As Southern Methodist University Dedman School of Law Professor Elizabeth Thornburg noted in “Judicial Hellholes, Lawsuit Climates and Bad Social Science” (West Virginia Law Review, Vol. 110 No. 3), “As public relations ventures, [these] campaigns have been an astounding success.  As well-founded, honest commentaries on judicial systems, however, they are a major failure ... the choice is not based on research into the actual conditions in the courts.”

Was our last place “business friendliness” ranking based on these discredited “studies?”  If so, this clearly illustrates why they should be rejected by the media, lawmakers and the republic.  This misinformation and propaganda has a direct effect on our economic future and is wrong.

The independent analysis by the National Center for State Courts presents a very different result — West Virginia ranks 39th in the number of lawsuits filed per capita.  Based on that, we should have ranked 11th in business friendliness.  CNBC’s own data is contradictory to our last place ranking and Thomas’ argument as well.
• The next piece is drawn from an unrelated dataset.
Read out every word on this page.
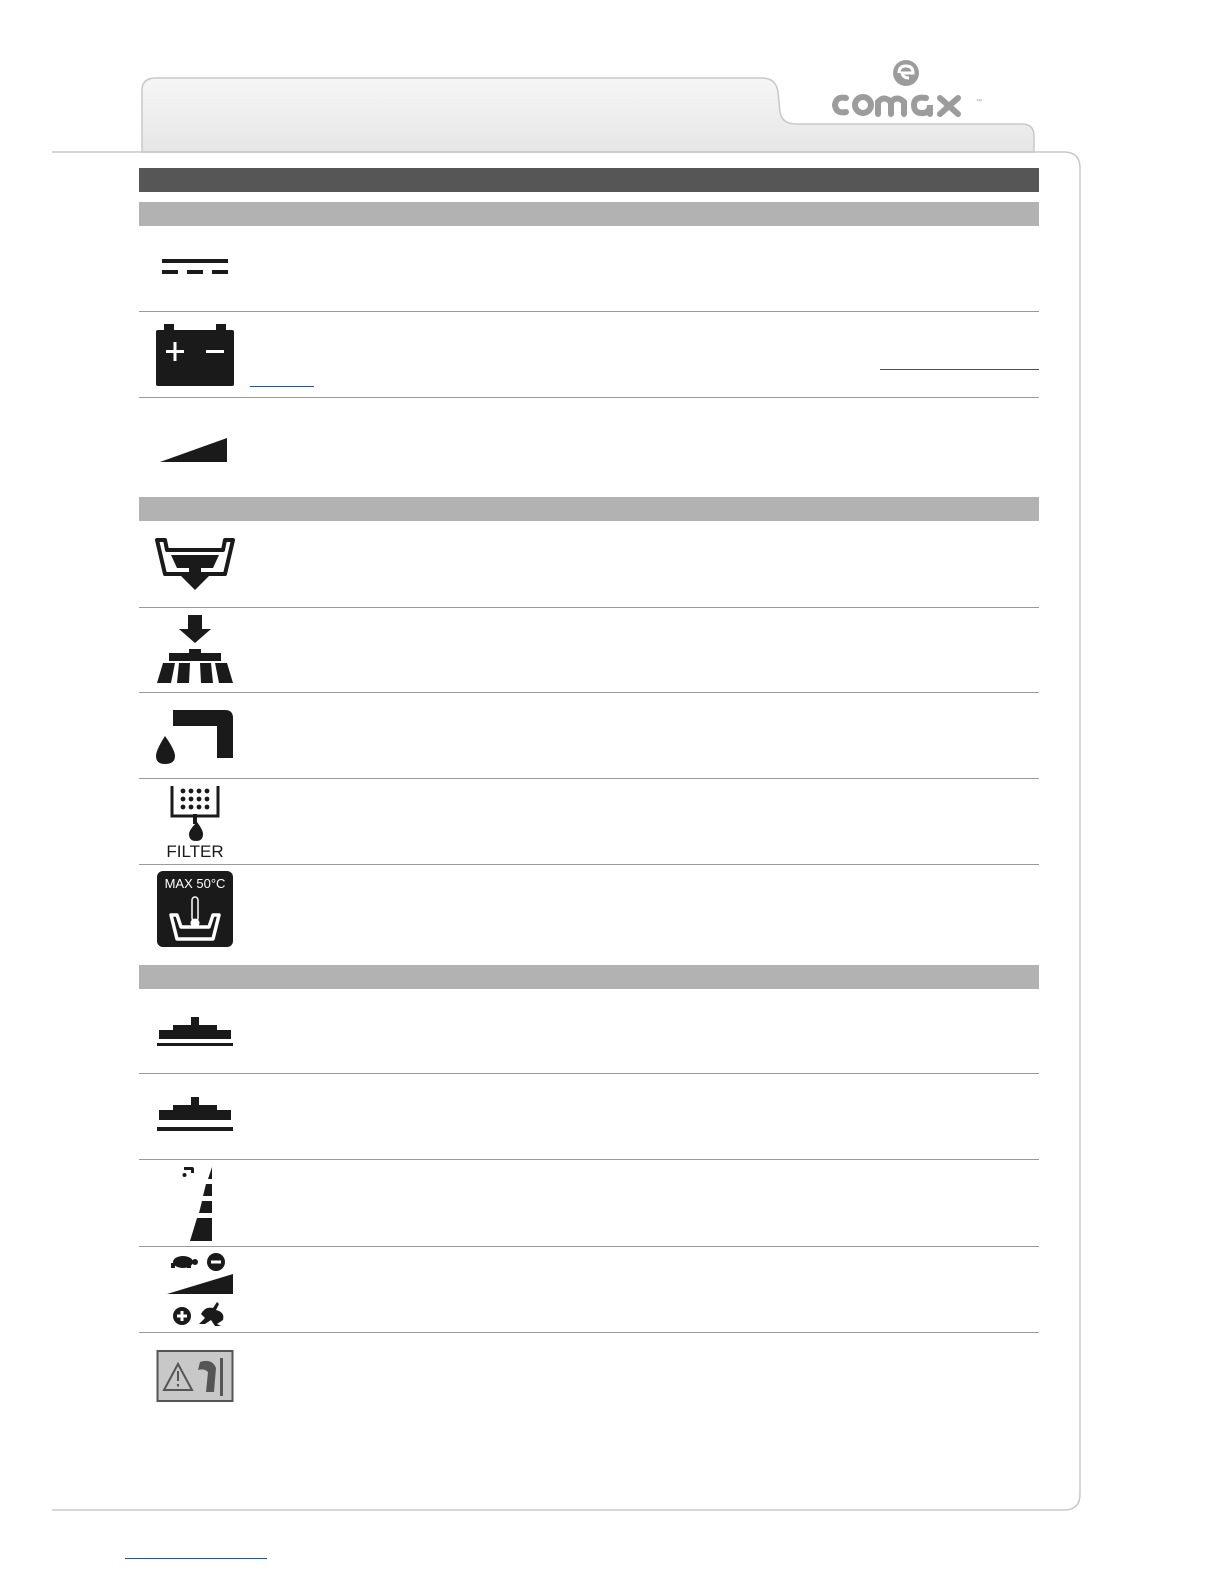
™
FILTER
MAX 50°C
It ranked us 18th in cost of doing business, yet Thomas argues that our legal system is too expensive and costing businesses too much money.

If there is a correlation, then how is it possible for us to be ranked 18th in cost of doing business?  It doesn’t make sense.

At the same time, Thomas fails to cite the fact that we rank in the bottom 20 percent in four of the other categories as well.  We were 40th in infrastructure, 44th in workforce, 48th in technology and innovation and 49th in access to capital.  Not once does Thomas mention these factors — all major considerations when companies are deciding where to locate.

Shouldn’t improving our infrastructure and technology so we can compete for 21st century jobs be a priority?  We should also better educate and retrain our workers so that they have the skills needed for these jobs.  Even the Charleston Daily Mail chided Thomas for ignoring these key factors.

The real truth is that Greg Thomas, CALA and the billion-dollar corporate special interests funding their efforts don’t care about West Virginia’s economy, job market or the people who live here.  Their only goal is total immunity when corporations break the law and risk the lives and bank accounts of West Virginia consumers, workers and small businesses. They are trying to increase their corporate profits at the expense of our economic future.

Demand that it stops now.

Majestro is president of the West Virginia Association for Justice.